Oh, by the way – magazines also can’t use postcards, brochures, or
other printed pieces. This once again comes back to the resolution
used by the magazine. If you take a magnifying glass and look at
printed pieces, you’ll see lots of little colored dots, which is what
makes up the image. When you scan at the high resolutions magazines
use, what you see is those little colored dots – not the image. The
result is not attractive, especially if the photo had to be sized.
Photographic prints are all right, and most magazines can work with
those. Slides are better, though, because the colors are truer :
prints are more dependent on the ability of the developer for their
color balance, offering a greater opportunity for some color blind
yokel at the lab to turn your blues green. Slides also seem to scan
better.

I know it’s a pain to have to use old technology such as slides, but
you really will be happier with the results – not just because
magazines will be more inclined to use them, but the reproduction
quality will be much, much better. And remember, never send the
originals! Duplicates aren’t that expensive to make, and the one time
you absolutely must have the slide back will be the time the slide
you mailed out got lost.

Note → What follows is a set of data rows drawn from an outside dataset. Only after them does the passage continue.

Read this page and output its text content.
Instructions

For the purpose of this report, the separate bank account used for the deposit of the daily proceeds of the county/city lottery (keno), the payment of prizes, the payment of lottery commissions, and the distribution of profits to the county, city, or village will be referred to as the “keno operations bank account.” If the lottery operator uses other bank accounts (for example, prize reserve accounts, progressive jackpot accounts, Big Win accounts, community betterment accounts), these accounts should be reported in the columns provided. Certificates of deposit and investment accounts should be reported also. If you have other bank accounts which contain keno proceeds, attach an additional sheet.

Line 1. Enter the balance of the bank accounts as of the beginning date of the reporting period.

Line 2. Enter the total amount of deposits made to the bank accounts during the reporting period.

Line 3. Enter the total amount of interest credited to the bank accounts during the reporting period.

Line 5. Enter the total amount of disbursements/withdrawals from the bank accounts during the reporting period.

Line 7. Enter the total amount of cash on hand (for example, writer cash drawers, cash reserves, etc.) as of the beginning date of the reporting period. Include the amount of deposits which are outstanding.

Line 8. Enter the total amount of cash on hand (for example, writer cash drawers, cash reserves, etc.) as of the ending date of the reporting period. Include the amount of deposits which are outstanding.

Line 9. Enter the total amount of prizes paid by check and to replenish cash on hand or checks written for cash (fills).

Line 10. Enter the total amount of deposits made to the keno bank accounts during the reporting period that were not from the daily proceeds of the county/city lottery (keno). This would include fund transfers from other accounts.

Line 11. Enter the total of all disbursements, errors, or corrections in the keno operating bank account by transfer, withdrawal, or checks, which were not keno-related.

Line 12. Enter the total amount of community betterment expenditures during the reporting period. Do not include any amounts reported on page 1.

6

All magazines work very hard to keep track of
the slides they request, but they go through a lot of hands, so
there’s lots of opportunity for one to go astray. We don’t like to see
it happen, but, well, Murphy’s law being what it is, it usually
happens when something is irreplaceable.

If anyone has any other questions about magazines and why they work
or why editors do the things they do, don’t hesitate to ask. I’ve been
a writer, an editor, and an associate publisher for jewelry trade
magazines, and I’ve worked in almost every aspect of magazine (and
newspaper) publishing. I’d be happy to answer anything I can, and if
I don’t know, I have lots of editor friends I can ask.

Suzanne
Suzanne Wade
writer/editor
SuWade@ici.net
Phone: (508) 339-7366
Fax: (520) 563-8255

Ruslana, the jewelry shows project the slides. No getting around
that one. Print media asks for slides because it’s easier that way.
If you are submitting to a magazine, call and ask what format they
prefer (jpeg? tiff?). Ask what resolution to provide. Send hard
copies with the file names/descriptions so there are no goofs. I’ve
had people be surprised and pleased that digital files could be provided. -Dana

Ron’s description of loss of definition with each successive
generation of a copy reminded me of an experiment I did some 20 years
ago. I Xeroxed a crisp, sharp page of text from National Geographic
Magazine. The Copy (2nd Generation) looked just as sharp as the
original. So I copied the copy and got a 3rd generation product. The
3rd gen. copy looked just like the 2nd, but when compared to the
original, VERY slight differences were apparent. I continued this
process of making successive generations of copies. The 15th
generation of text was totally unintelligible!! Incidentally, (lest
you think this was a frivolous exercise) many biologists think that a
process similar to this is responsible for the aging process. The
cumulative effect of VERY slight errors in DNA replications over a
lifetime leads to “unintelligible” DNA molecules. These faulty
molecules direct the building of faulty cells, that don’t do what they
are supposed to do. When enough cells don’t work, we die. Isn’t it
fascinating how a thread on taking photos of jewelry can lead
logically to analogous problems in cell biology? Seems like everything
is linked to everything else at some level.